The ascent of Vaðlaheiði, Wade-Heath, in sunshine is one of the best rides in Iceland. The long fiord opens out to the Arctic Ocean at our feet and the distant Jökulls rise into prominence with diadems of ice upon their brows. The pastures on the lower slopes stud the valley with gems of emerald. Nearing the summit we came upon the unmelted snows of winter, which were crusted sufficiently to support the horses. Here we found a company of men laboriously dragging telephone poles to the summit to repair the damage of the winter storms. At an elevation of 2,300 feet above the fiord we reached a flat moorland which slopes gently, at first, towards the east. We paused to bait the ponies and stretched ourselves at length on a mound of Arctic flowers and gazed across the valley to the Vindheima Jökull, Home of the Winds.

We followed a zigzag line of cairns down towards the valley of the Fnjóská, Touch-Wood-River. The view of this valley with the broad, swift river flowing in a long series of S-curves, the enormous mounds of volcanic ash fantastically sculptured by the wind, the little farm by the river where we refreshed ourselves with real cream and the forest of diminutive birch on the opposite bank of the river, these will never be forgotten. To one accustomed to seeing the joyous meadows of Iceland in undulating reaches of emerald green sprinkled with brilliant flowers, the tangled heaths of the uplands where roam uncounted sheep and half-wild ponies and the barren slopes of the foot hills of the volcanic ranges, as viewed from any descending trail,—this prospect is extremely pleasing. It must be remembered that there are no real forests in Iceland. Henderson, writing in 1817, says,—

“About a hundred years ago the valley exhibited one of the finest forests in Iceland, but now there is not a single tree to be seen,—such has been the havoc made by the inclemency of the seasons and the improvident conduct of the inhabitants. The remains of this forest are still visible on the east side of the river, which divides the valley, in the numerous stumps of birch trees which present themselves, some of which exceed two feet in diameter.”

That there were large forests in the ancient days we have plenty of evidence in the numerous references in the Sagas. In the thirty-sixth chapter of Burnt Njál we read:—

“There was a man named Swart, Bergthora’s house-carle. Now Bergthora told him that he must go up into Redslip and hew wood; I will get men to draw home the wood.”

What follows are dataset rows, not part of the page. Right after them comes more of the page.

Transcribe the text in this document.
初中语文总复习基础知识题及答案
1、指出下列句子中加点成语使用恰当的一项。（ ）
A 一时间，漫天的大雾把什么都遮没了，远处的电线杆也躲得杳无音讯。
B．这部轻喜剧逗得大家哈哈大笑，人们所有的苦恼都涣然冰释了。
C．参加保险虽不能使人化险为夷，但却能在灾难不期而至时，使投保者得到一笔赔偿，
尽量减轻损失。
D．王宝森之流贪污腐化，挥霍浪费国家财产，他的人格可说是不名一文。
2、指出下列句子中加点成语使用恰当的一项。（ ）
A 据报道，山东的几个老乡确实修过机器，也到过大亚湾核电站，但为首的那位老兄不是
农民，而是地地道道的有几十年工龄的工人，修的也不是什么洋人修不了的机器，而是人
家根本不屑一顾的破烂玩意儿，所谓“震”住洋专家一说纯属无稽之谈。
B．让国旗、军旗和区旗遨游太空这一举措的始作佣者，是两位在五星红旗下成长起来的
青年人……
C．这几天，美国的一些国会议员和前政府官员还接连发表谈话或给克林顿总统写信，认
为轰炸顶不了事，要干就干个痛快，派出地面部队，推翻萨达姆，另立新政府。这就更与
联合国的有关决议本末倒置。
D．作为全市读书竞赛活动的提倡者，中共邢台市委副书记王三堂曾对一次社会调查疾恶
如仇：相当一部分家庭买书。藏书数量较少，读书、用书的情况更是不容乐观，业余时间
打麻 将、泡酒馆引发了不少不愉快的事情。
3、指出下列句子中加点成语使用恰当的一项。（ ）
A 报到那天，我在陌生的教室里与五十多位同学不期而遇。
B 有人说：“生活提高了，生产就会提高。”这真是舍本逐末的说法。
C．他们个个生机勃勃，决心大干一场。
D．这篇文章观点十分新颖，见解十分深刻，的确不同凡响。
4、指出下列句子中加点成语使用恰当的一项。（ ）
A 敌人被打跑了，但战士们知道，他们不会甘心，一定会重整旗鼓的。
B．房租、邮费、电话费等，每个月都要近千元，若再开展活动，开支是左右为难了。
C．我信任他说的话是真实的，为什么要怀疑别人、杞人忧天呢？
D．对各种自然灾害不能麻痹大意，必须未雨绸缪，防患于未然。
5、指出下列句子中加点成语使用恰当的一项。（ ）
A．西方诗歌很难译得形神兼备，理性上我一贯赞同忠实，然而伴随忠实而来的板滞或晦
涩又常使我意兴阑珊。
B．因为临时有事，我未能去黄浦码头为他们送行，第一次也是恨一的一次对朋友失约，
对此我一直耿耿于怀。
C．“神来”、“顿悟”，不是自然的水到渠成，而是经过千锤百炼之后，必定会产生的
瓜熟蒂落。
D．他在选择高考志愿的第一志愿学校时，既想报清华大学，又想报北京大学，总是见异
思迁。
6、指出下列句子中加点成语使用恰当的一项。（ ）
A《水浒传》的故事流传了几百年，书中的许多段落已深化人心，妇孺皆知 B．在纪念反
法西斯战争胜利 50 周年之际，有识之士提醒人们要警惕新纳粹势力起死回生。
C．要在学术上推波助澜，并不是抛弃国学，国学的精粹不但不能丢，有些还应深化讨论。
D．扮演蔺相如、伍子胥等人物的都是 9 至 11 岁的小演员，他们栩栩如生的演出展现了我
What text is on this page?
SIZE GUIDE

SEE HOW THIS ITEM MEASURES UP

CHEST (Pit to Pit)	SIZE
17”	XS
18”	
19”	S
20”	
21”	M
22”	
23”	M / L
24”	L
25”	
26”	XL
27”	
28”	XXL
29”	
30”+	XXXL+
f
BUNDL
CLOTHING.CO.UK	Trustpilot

There is further evidence that the wood was large enough so that it was hewn for ship-building and for houses. Since Henderson’s day, the Fnjóská forest has sprouted and grown to a considerable size. The trees are four to eight feet high and mostly of birch. There are several of these birch forests in Iceland and the government not only protects them but provides a trained forester to study the local problems of forestation. Though not large enough for timber yet the birch has a definite value for the people. The branches and brush are used to lay between the layers of fuel while drying and the larger pieces are used to make plaiting on the roofs over which turf is laid. The tough birch also lends itself well to the making of rakes and other implements upon the farm.

Until quite recently the passage of the Fnjóská was most difficult and we were agreeably surprised to find a reinforced concrete bridge spanning the flood. What a task was its construction! The cement and steel had to be transported over the mountain by the ponies from Akureyri but a great mistake was made in its width. It is suitable for horseback crossing but will not permit the passage of even a two-wheel cart of short axle, such as is being introduced upon some of the farms. The building of these bridges is doing much to bring the remote farms into closer relationship.

Crossing a waste of wind-driven sand and ashes we arrived at the parsonage of Háls, Ridge, a farm of great antiquity. For many centuries it has been the resting place for travellers across the mountains from Akureyri to the east. Even in Saga days, when farers from over the seas drew up their ships in the fiord for the winter and journeyed eastward for “guesting” they made use of this place for refreshment. We did not call as we hoped to reach another farm at the far end of the lake by evening.

The descent of the ridge into the upper end of the valley is pleasing because of the varied scenery. At the foot of the hill we crossed a bog and forded a small stream; the bog was difficult on account of recent rain and the ponies moved with greatest caution. When we reached solid ground we halted to graze the ponies and to examine the rich flora of the locality. As we mounted a party of Englishmen whirled by at a furious gallop. This gave us some concern as we knew that the farm towards which we were making our way had accommodations for only one party and it looked as if they intended to be the party. We learned later that they turned towards the north in search of a coal deposit, which it is needless to say they did not find.

Ljósavatnsskarð, Lake-of-Light-Pass, is a narrow valley, a watershed. The stream that tumbles down the gorge from the mountains divides into two arms, one flows eastward into the lake and the other westward into the Fnjóská. The ride down towards the lake is one continual crossing of small streams that rush down the snow gullies. From the pass to the margin of the lake we crossed, by actual count, fifty-three of these white streams during a ride of two hours.